Kexin Luo, Meihan Liu, Yaoshu Song, Haiyang Zhao, Yuanze Cai, Shan Chen, Yumeng Lei, Daiyuan Ma, Hongpan Zhang, Yongsheng Zhao
Abstract
Open AccessCyclin-Dependent Kinase Subunit 1B (CKS1B) is significantly upregulated in lung adenocarcinoma (LUAD) tissues and is associated with poor clinical outcomes, such as shorter overall survival (OS) and progression-free survival (PFS). High CKS1B expression correlates with advanced tumor stage, aggressive pathology, and increased immune cell infiltration, indicating its role in modulating the tumor microenvironment and promoting immune evasion. We confirmed the elevated expression of CKS1B in LUAD cell lines through quantitative real-time polymerase chain reaction and Western blot analysis.

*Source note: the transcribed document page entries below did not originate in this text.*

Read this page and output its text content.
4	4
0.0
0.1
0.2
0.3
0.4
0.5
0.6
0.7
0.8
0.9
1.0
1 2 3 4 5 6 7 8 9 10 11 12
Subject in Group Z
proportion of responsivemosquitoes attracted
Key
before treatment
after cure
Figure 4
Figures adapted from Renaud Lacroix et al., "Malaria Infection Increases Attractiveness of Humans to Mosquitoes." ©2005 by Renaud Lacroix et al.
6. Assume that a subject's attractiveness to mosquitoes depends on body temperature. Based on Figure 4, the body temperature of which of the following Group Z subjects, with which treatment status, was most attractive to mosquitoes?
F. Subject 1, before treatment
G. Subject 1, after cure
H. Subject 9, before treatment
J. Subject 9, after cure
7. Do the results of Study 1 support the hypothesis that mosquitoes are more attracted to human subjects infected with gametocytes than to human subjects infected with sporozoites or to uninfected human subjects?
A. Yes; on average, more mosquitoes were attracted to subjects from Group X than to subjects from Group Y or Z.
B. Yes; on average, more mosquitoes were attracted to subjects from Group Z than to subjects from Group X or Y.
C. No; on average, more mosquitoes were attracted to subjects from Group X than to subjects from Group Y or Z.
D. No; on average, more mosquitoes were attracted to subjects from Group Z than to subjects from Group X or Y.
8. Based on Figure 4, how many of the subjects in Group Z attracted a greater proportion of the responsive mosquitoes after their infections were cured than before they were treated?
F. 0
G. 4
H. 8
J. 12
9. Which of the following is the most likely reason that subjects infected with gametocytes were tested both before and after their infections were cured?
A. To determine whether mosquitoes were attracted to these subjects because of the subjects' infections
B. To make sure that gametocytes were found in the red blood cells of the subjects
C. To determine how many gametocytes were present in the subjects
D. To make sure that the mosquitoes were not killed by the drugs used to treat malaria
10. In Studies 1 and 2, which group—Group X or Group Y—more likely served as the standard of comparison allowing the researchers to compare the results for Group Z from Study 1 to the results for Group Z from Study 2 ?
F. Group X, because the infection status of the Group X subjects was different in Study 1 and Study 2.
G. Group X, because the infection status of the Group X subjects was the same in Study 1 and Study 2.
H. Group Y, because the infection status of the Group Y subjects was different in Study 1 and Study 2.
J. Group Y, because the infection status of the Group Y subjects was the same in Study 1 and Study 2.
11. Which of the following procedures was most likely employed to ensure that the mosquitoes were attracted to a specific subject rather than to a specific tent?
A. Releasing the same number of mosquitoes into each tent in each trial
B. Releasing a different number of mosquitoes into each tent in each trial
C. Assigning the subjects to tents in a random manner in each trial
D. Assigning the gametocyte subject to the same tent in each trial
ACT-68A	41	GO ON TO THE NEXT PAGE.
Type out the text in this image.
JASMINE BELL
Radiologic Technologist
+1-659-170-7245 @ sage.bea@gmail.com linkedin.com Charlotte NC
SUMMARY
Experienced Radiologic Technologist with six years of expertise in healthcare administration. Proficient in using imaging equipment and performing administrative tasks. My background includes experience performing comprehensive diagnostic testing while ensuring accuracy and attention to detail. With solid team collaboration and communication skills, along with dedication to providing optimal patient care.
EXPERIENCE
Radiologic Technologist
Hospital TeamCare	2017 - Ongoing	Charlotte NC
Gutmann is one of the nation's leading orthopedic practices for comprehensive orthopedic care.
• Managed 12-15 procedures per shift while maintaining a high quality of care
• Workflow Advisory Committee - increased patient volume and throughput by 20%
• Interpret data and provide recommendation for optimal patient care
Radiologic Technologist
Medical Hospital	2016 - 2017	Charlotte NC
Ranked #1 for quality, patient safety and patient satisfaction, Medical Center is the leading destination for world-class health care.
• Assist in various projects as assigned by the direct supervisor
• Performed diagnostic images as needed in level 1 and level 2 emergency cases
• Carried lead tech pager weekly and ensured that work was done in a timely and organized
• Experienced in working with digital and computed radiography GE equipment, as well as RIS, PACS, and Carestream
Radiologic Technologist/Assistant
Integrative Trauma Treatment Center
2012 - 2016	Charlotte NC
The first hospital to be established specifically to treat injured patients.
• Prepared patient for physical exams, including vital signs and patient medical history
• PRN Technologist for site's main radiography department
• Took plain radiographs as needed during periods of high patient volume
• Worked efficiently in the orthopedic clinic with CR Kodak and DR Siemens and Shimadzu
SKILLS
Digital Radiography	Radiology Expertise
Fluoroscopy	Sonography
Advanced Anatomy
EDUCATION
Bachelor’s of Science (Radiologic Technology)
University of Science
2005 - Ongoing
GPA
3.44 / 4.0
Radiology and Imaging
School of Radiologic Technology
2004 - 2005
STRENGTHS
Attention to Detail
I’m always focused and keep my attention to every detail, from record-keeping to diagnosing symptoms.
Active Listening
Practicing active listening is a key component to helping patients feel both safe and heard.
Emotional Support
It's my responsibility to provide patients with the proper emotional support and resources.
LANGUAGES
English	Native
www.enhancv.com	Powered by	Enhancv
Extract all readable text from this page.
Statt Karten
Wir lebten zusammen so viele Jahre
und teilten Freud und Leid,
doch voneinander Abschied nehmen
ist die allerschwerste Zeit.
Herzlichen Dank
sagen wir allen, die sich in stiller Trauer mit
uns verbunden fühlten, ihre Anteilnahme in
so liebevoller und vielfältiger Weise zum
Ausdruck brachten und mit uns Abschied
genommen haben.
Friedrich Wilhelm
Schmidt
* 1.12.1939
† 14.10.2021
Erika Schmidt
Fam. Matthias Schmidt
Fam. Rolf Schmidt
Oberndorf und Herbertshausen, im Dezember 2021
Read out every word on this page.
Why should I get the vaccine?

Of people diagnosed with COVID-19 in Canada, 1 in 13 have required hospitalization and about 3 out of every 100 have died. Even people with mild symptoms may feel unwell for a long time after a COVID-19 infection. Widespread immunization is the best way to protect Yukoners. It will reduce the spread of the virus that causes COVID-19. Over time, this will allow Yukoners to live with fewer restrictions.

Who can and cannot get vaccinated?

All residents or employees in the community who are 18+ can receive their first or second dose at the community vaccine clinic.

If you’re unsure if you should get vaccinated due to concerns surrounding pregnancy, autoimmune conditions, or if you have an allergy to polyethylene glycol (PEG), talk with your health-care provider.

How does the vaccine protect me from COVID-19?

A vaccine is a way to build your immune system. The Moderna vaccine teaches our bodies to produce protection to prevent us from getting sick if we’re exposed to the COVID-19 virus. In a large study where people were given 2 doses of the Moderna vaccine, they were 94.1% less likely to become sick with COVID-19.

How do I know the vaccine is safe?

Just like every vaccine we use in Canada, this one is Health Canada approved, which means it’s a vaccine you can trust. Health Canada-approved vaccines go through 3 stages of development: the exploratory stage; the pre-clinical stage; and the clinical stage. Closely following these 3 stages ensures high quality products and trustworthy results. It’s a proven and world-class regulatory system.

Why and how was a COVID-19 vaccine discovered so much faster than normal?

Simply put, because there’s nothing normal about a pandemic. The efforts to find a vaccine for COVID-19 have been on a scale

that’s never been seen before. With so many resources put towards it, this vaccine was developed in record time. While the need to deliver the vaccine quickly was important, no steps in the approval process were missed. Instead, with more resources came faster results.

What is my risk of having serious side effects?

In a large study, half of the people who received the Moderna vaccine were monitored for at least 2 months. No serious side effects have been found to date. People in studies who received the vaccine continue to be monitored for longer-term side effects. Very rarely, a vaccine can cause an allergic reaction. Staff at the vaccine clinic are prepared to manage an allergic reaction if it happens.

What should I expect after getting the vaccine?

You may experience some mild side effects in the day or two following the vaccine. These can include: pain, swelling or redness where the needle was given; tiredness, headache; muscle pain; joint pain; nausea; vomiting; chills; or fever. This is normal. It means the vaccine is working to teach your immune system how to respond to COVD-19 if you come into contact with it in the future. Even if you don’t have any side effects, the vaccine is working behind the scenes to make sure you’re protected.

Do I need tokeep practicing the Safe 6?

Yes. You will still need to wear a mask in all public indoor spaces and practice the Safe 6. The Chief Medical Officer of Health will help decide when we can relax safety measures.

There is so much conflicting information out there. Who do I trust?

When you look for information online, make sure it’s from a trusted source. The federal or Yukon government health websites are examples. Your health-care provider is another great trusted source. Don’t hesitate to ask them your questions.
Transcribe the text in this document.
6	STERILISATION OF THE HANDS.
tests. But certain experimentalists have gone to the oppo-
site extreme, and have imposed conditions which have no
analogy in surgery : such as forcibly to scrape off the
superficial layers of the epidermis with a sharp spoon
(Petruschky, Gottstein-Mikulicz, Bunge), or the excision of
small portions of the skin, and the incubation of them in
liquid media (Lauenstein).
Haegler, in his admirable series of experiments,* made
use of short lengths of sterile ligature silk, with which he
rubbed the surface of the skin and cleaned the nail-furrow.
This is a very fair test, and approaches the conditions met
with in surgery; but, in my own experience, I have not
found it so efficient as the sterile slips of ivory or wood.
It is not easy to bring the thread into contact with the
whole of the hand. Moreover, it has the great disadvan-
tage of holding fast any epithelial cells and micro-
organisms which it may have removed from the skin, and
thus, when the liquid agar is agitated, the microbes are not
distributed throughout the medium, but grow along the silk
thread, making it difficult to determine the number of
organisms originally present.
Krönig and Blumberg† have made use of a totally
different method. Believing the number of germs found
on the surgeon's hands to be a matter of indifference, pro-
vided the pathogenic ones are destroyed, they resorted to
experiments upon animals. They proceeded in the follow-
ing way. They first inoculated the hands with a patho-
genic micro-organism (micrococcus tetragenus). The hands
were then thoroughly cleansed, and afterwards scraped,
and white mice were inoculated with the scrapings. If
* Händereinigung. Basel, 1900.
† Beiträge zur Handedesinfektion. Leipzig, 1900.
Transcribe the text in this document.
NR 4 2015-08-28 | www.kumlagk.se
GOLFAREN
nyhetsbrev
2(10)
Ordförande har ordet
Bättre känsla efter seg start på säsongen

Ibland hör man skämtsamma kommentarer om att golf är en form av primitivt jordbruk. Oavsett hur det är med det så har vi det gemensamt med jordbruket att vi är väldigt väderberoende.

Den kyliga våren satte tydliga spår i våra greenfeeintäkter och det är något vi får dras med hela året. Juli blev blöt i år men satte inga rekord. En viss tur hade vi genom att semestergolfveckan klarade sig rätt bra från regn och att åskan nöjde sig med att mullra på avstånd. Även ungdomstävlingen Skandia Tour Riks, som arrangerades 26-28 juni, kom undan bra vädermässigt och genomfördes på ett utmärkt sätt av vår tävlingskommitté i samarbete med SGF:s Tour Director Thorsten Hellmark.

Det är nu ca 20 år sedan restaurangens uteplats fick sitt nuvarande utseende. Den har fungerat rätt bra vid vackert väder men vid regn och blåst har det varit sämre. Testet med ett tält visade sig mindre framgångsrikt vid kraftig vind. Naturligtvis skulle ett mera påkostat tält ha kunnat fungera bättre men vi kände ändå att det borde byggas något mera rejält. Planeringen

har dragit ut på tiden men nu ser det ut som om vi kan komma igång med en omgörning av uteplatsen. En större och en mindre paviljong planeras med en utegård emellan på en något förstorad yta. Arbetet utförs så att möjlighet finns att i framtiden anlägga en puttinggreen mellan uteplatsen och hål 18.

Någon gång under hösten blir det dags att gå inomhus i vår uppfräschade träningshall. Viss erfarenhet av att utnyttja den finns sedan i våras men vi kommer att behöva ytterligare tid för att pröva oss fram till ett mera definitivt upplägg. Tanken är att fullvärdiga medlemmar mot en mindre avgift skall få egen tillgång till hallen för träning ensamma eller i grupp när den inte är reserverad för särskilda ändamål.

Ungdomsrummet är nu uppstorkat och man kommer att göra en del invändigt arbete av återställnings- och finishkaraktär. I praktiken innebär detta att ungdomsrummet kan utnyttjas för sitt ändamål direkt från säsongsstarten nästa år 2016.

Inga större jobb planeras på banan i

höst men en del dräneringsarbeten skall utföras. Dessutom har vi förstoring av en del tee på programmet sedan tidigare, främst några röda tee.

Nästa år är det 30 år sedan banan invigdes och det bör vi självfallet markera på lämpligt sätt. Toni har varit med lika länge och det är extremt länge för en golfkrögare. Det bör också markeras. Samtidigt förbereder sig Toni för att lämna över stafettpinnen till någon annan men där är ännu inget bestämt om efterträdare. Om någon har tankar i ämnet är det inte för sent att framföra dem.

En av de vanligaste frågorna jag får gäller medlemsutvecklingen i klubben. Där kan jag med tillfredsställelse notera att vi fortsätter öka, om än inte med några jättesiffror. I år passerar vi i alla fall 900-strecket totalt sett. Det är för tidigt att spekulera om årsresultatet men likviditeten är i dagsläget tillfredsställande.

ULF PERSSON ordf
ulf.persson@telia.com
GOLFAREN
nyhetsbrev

Knockdown of CKS1B using small interfering RNA (siRNA) reduced cell proliferation, increased apoptosis, and impaired invasion. Additionally, CKS1B knockdown upregulated E-cadherin and downregulated N-cadherin, indicating suppression of epithelial-mesenchymal transition (EMT). We further demonstrated that CKS1B knockdown decreased the phosphorylation of MEK and ERK, suggesting inhibition of MAPK/ERK signaling. Bioinformatic analysis revealed that higher levels of hsa-miR-140-3p negatively correlate with CKS1B expression and are associated with improved survival outcomes, pointing to a potential tumor-suppressive axis. Decreased promoter methylation of CKS1B in LUAD tissues, along with its association with tumor mutation burden (TMB) and immune checkpoint expression, highlights its role in tumor progression and resistance to immunotherapy. A nomogram integrating CKS1B expression with clinical parameters effectively predicted 3- and 5-year survival probabilities, offering a tool for personalized risk assessment. In conclusion, our findings position CKS1B as a key factor in LUAD progression and suggest that targeting MAPK/ERK signaling could enhance the efficacy of immunotherapy and overcome chemoresistance.